McFarlane’s boss, IP chairman and chief executive officer John Dillon, recently has taken to the national stage to voice big business’ concerns about the economy. Dillon, chairman of the Business Roundtable, an advocacy group composed of 150 businesses throughout the country, stated last week that 45 percent of the group’s member companies expect to lay off workers this year. He did not state specifically what his own company would do.

“This economy continues to operate well below its potential and continues to be of serious concern to us,” Dillon said in the group’s report. “We’re teetering someplace right on the brink of negative numbers. The most troubling finding is the employment figures reflecting lower employment expectations.”

Also in recent weeks, Dillon has visited with President Bush to show support for the president’s $726 billion tax cut plan, and especially for the elimination of taxes on corporate dividends. He also lobbied U.S. Sen. Olympia J. Snowe of Maine to change her mind about opposing the size of the tax cut plan. Snowe wanted the amount of the tax cuts reduced by half, and was given assurances by a colleague that the amount would be no larger than $350 billion when a compromise bill is worked out between the U.S. House of Representatives and the U.S. Senate.

Lincoln Pulp and Paper Co., Lincoln

Like its sister mill in Brewer, Lincoln Pulp and Paper remains operating despite its nearly three years in bankruptcy and a reduction in market demand for tissue products.

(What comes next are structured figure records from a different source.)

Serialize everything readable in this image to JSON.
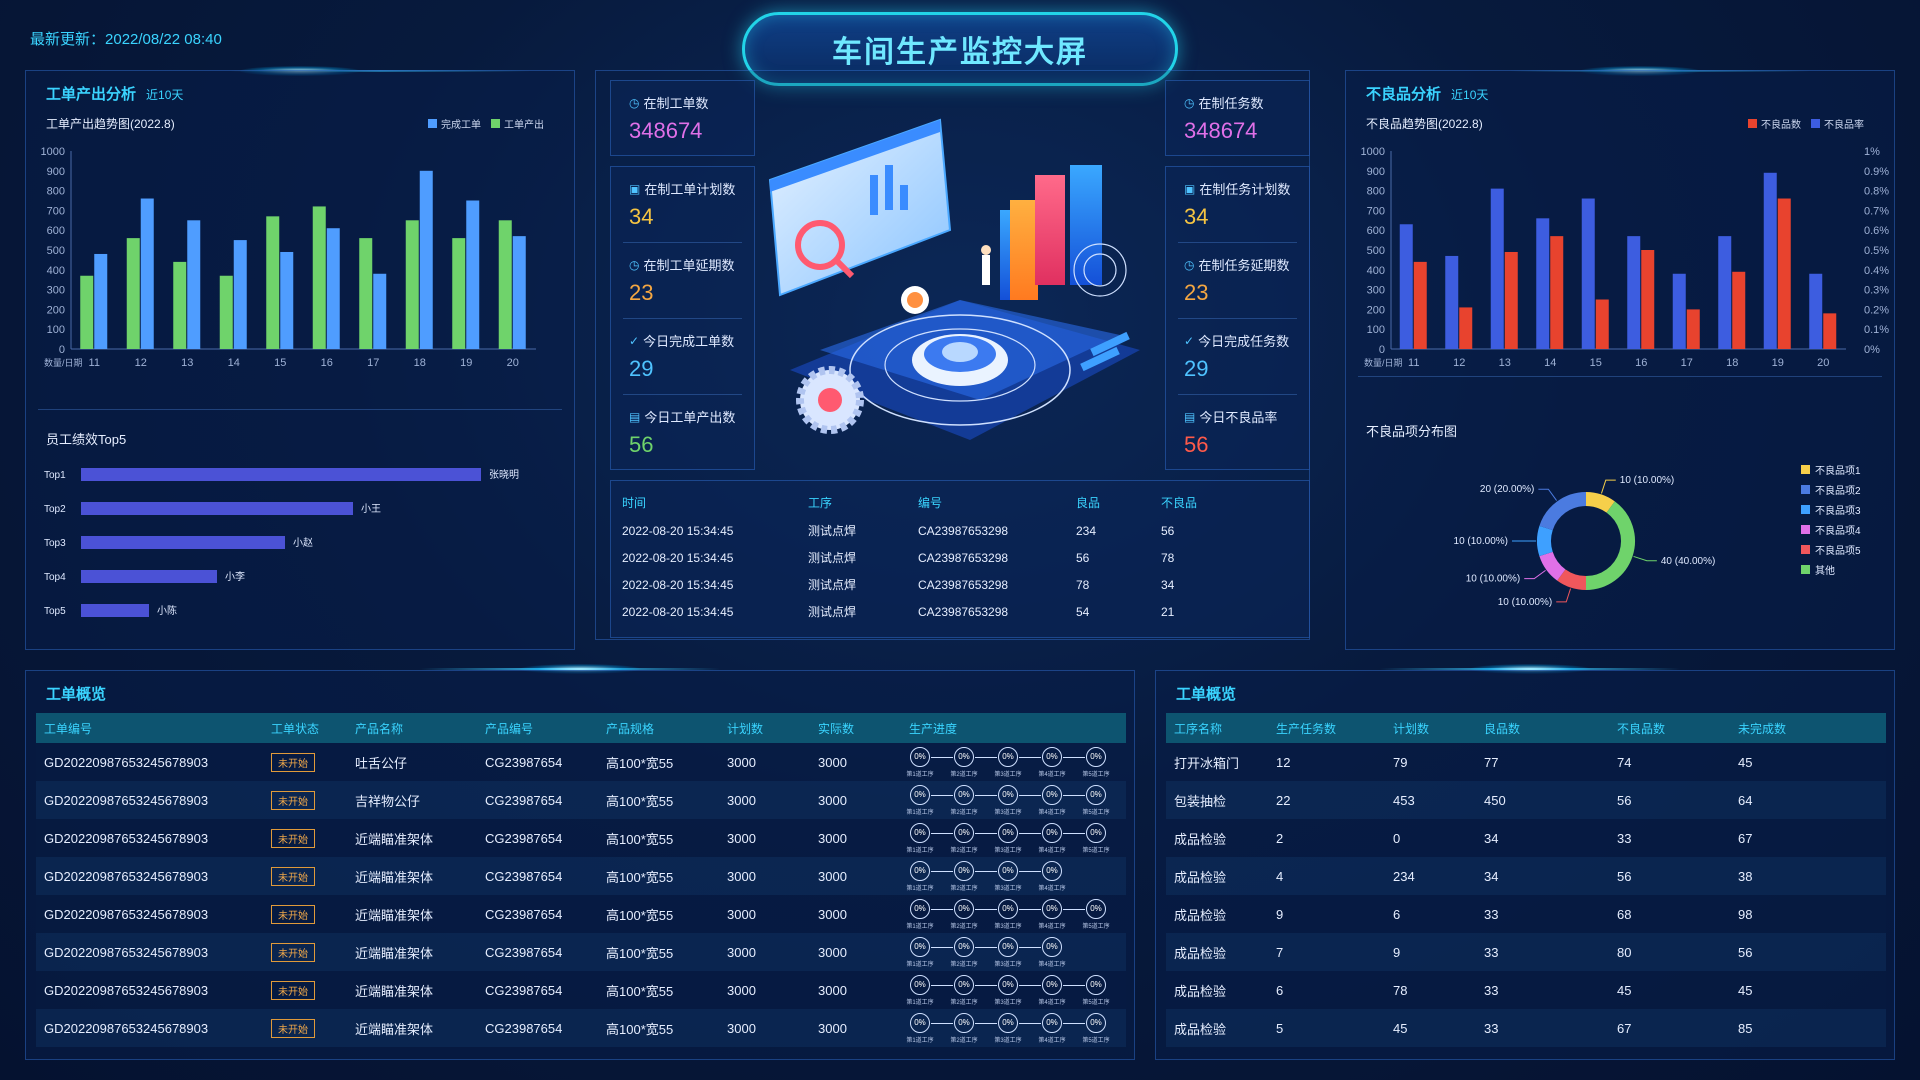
{
  "header": {
    "title": "车间生产监控大屏",
    "update_label": "最新更新：",
    "update_time": "2022/08/22 08:40"
  },
  "colors": {
    "accent": "#3ad4ff",
    "complete_order": "#4f9dff",
    "order_output": "#6fd36b",
    "defect": "#e8432e",
    "defect_rate": "#3d5de0"
  },
  "left_panel": {
    "title": "工单产出分析",
    "subtitle": "近10天",
    "performance_title": "员工绩效Top5"
  },
  "right_panel": {
    "title": "不良品分析",
    "subtitle": "近10天",
    "pie_title": "不良品项分布图"
  },
  "kpi_left": [
    {
      "label": "在制工单数",
      "value": "348674",
      "color": "#e070e8",
      "icon": "clock-icon"
    },
    {
      "label": "在制工单计划数",
      "value": "34",
      "color": "#f5c442",
      "icon": "calendar-icon"
    },
    {
      "label": "在制工单延期数",
      "value": "23",
      "color": "#f5a742",
      "icon": "clock-icon"
    },
    {
      "label": "今日完成工单数",
      "value": "29",
      "color": "#4fc3ff",
      "icon": "check-icon"
    },
    {
      "label": "今日工单产出数",
      "value": "56",
      "color": "#6fd36b",
      "icon": "output-icon"
    }
  ],
  "kpi_right": [
    {
      "label": "在制任务数",
      "value": "348674",
      "color": "#e070e8",
      "icon": "clock-icon"
    },
    {
      "label": "在制任务计划数",
      "value": "34",
      "color": "#f5c442",
      "icon": "calendar-icon"
    },
    {
      "label": "在制任务延期数",
      "value": "23",
      "color": "#f5a742",
      "icon": "clock-icon"
    },
    {
      "label": "今日完成任务数",
      "value": "29",
      "color": "#4fc3ff",
      "icon": "check-icon"
    },
    {
      "label": "今日不良品率",
      "value": "56",
      "color": "#ff5a4a",
      "icon": "rate-icon"
    }
  ],
  "center_table": {
    "headers": [
      "时间",
      "工序",
      "编号",
      "良品",
      "不良品"
    ],
    "rows": [
      [
        "2022-08-20 15:34:45",
        "测试点焊",
        "CA23987653298",
        "234",
        "56"
      ],
      [
        "2022-08-20 15:34:45",
        "测试点焊",
        "CA23987653298",
        "56",
        "78"
      ],
      [
        "2022-08-20 15:34:45",
        "测试点焊",
        "CA23987653298",
        "78",
        "34"
      ],
      [
        "2022-08-20 15:34:45",
        "测试点焊",
        "CA23987653298",
        "54",
        "21"
      ]
    ]
  },
  "order_overview": {
    "title": "工单概览",
    "headers": [
      "工单编号",
      "工单状态",
      "产品名称",
      "产品编号",
      "产品规格",
      "计划数",
      "实际数",
      "生产进度"
    ],
    "step_value": "0%",
    "step_labels": [
      "第1道工序",
      "第2道工序",
      "第3道工序",
      "第4道工序",
      "第5道工序"
    ],
    "rows": [
      {
        "id": "GD20220987653245678903",
        "status": "未开始",
        "name": "吐舌公仔",
        "code": "CG23987654",
        "spec": "高100*宽55",
        "plan": "3000",
        "actual": "3000",
        "steps": 5
      },
      {
        "id": "GD20220987653245678903",
        "status": "未开始",
        "name": "吉祥物公仔",
        "code": "CG23987654",
        "spec": "高100*宽55",
        "plan": "3000",
        "actual": "3000",
        "steps": 5
      },
      {
        "id": "GD20220987653245678903",
        "status": "未开始",
        "name": "近端瞄准架体",
        "code": "CG23987654",
        "spec": "高100*宽55",
        "plan": "3000",
        "actual": "3000",
        "steps": 5
      },
      {
        "id": "GD20220987653245678903",
        "status": "未开始",
        "name": "近端瞄准架体",
        "code": "CG23987654",
        "spec": "高100*宽55",
        "plan": "3000",
        "actual": "3000",
        "steps": 4
      },
      {
        "id": "GD20220987653245678903",
        "status": "未开始",
        "name": "近端瞄准架体",
        "code": "CG23987654",
        "spec": "高100*宽55",
        "plan": "3000",
        "actual": "3000",
        "steps": 5
      },
      {
        "id": "GD20220987653245678903",
        "status": "未开始",
        "name": "近端瞄准架体",
        "code": "CG23987654",
        "spec": "高100*宽55",
        "plan": "3000",
        "actual": "3000",
        "steps": 4
      },
      {
        "id": "GD20220987653245678903",
        "status": "未开始",
        "name": "近端瞄准架体",
        "code": "CG23987654",
        "spec": "高100*宽55",
        "plan": "3000",
        "actual": "3000",
        "steps": 5
      },
      {
        "id": "GD20220987653245678903",
        "status": "未开始",
        "name": "近端瞄准架体",
        "code": "CG23987654",
        "spec": "高100*宽55",
        "plan": "3000",
        "actual": "3000",
        "steps": 5
      }
    ]
  },
  "process_overview": {
    "title": "工单概览",
    "headers": [
      "工序名称",
      "生产任务数",
      "计划数",
      "良品数",
      "不良品数",
      "未完成数"
    ],
    "rows": [
      [
        "打开冰箱门",
        "12",
        "79",
        "77",
        "74",
        "45"
      ],
      [
        "包装抽检",
        "22",
        "453",
        "450",
        "56",
        "64"
      ],
      [
        "成品检验",
        "2",
        "0",
        "34",
        "33",
        "67"
      ],
      [
        "成品检验",
        "4",
        "234",
        "34",
        "56",
        "38"
      ],
      [
        "成品检验",
        "9",
        "6",
        "33",
        "68",
        "98"
      ],
      [
        "成品检验",
        "7",
        "9",
        "33",
        "80",
        "56"
      ],
      [
        "成品检验",
        "6",
        "78",
        "33",
        "45",
        "45"
      ],
      [
        "成品检验",
        "5",
        "45",
        "33",
        "67",
        "85"
      ]
    ]
  },
  "chart_data": [
    {
      "type": "bar",
      "title": "工单产出趋势图(2022.8)",
      "xlabel": "数量/日期",
      "categories": [
        "11",
        "12",
        "13",
        "14",
        "15",
        "16",
        "17",
        "18",
        "19",
        "20"
      ],
      "ylim": [
        0,
        1000
      ],
      "yticks": [
        "0",
        "100",
        "200",
        "300",
        "400",
        "500",
        "600",
        "700",
        "800",
        "900",
        "1000"
      ],
      "series": [
        {
          "name": "完成工单",
          "color": "#4f9dff",
          "values": [
            480,
            760,
            650,
            550,
            490,
            610,
            380,
            900,
            750,
            570
          ]
        },
        {
          "name": "工单产出",
          "color": "#6fd36b",
          "values": [
            370,
            560,
            440,
            370,
            670,
            720,
            560,
            650,
            560,
            650
          ]
        }
      ],
      "legend": "top-right"
    },
    {
      "type": "bar",
      "title": "员工绩效Top5",
      "orientation": "horizontal",
      "categories": [
        "Top1",
        "Top2",
        "Top3",
        "Top4",
        "Top5"
      ],
      "labels": [
        "张晓明",
        "小王",
        "小赵",
        "小李",
        "小陈"
      ],
      "values": [
        100,
        68,
        51,
        34,
        17
      ]
    },
    {
      "type": "bar",
      "title": "不良品趋势图(2022.8)",
      "xlabel": "数量/日期",
      "categories": [
        "11",
        "12",
        "13",
        "14",
        "15",
        "16",
        "17",
        "18",
        "19",
        "20"
      ],
      "ylim": [
        0,
        1000
      ],
      "yticks": [
        "0",
        "100",
        "200",
        "300",
        "400",
        "500",
        "600",
        "700",
        "800",
        "900",
        "1000"
      ],
      "y2ticks": [
        "0%",
        "0.1%",
        "0.2%",
        "0.3%",
        "0.4%",
        "0.5%",
        "0.6%",
        "0.7%",
        "0.8%",
        "0.9%",
        "1%"
      ],
      "series": [
        {
          "name": "不良品数",
          "color": "#e8432e",
          "values": [
            440,
            210,
            490,
            570,
            250,
            500,
            200,
            390,
            760,
            180
          ]
        },
        {
          "name": "不良品率",
          "color": "#3d5de0",
          "values": [
            630,
            470,
            810,
            660,
            760,
            570,
            380,
            570,
            890,
            380
          ]
        }
      ],
      "legend": "top-right"
    },
    {
      "type": "pie",
      "title": "不良品项分布图",
      "slices": [
        {
          "name": "不良品项1",
          "value": 10,
          "label": "10 (10.00%)",
          "color": "#f6cf4a"
        },
        {
          "name": "其他",
          "value": 40,
          "label": "40 (40.00%)",
          "color": "#6fd36b"
        },
        {
          "name": "不良品项5",
          "value": 10,
          "label": "10 (10.00%)",
          "color": "#f0575c"
        },
        {
          "name": "不良品项4",
          "value": 10,
          "label": "10 (10.00%)",
          "color": "#e070e8"
        },
        {
          "name": "不良品项3",
          "value": 10,
          "label": "10 (10.00%)",
          "color": "#3ea0ff"
        },
        {
          "name": "不良品项2",
          "value": 20,
          "label": "20 (20.00%)",
          "color": "#4b7be0"
        }
      ],
      "legend_items": [
        "不良品项1",
        "不良品项2",
        "不良品项3",
        "不良品项4",
        "不良品项5",
        "其他"
      ],
      "legend_colors": [
        "#f6cf4a",
        "#4b7be0",
        "#3ea0ff",
        "#e070e8",
        "#f0575c",
        "#6fd36b"
      ],
      "legend": "right"
    }
  ]
}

The Lincoln mill dominates the market for deep-dye tissue products, napkins and other tissue products that are dyed with very dark, rich colors that don’t run when wet. In recent years, the company developed a process that allows napkins to be printed from edge to edge, instead of print designs framed by a plain border.

Not many paper companies are interested in producing specialty deep-dyed napkins, said vice president Walsh, and that gives the mill an incentive to keep manufacturing them. It also insulates the mill from the more volatile pricing swings experienced by the conglomerates that manufacture supercalendered paper, newsprint or directory paper.

Higher-end products such as specialty napkins are not immune from a recession either, Walsh said, but they’re not as susceptible to major financial losses as other paper mill products.

Lincoln Pulp and Paper has laid off only about 50 employees in the last few years even though it has been in bankruptcy and even though the company has been trying to survive in a state where the cost of doing business has been high.

Walsh said he credits the company’s position as a dominant specialty tissue paper producer in the country as the reason no more people are out of work.

He said the company wants to keep its position as the go-to producer of niche papers.

“That is our goal,” Walsh said. “Our goal is to continue to try to produce and manufacture innovative products in order to try to secure a stable place in the market.”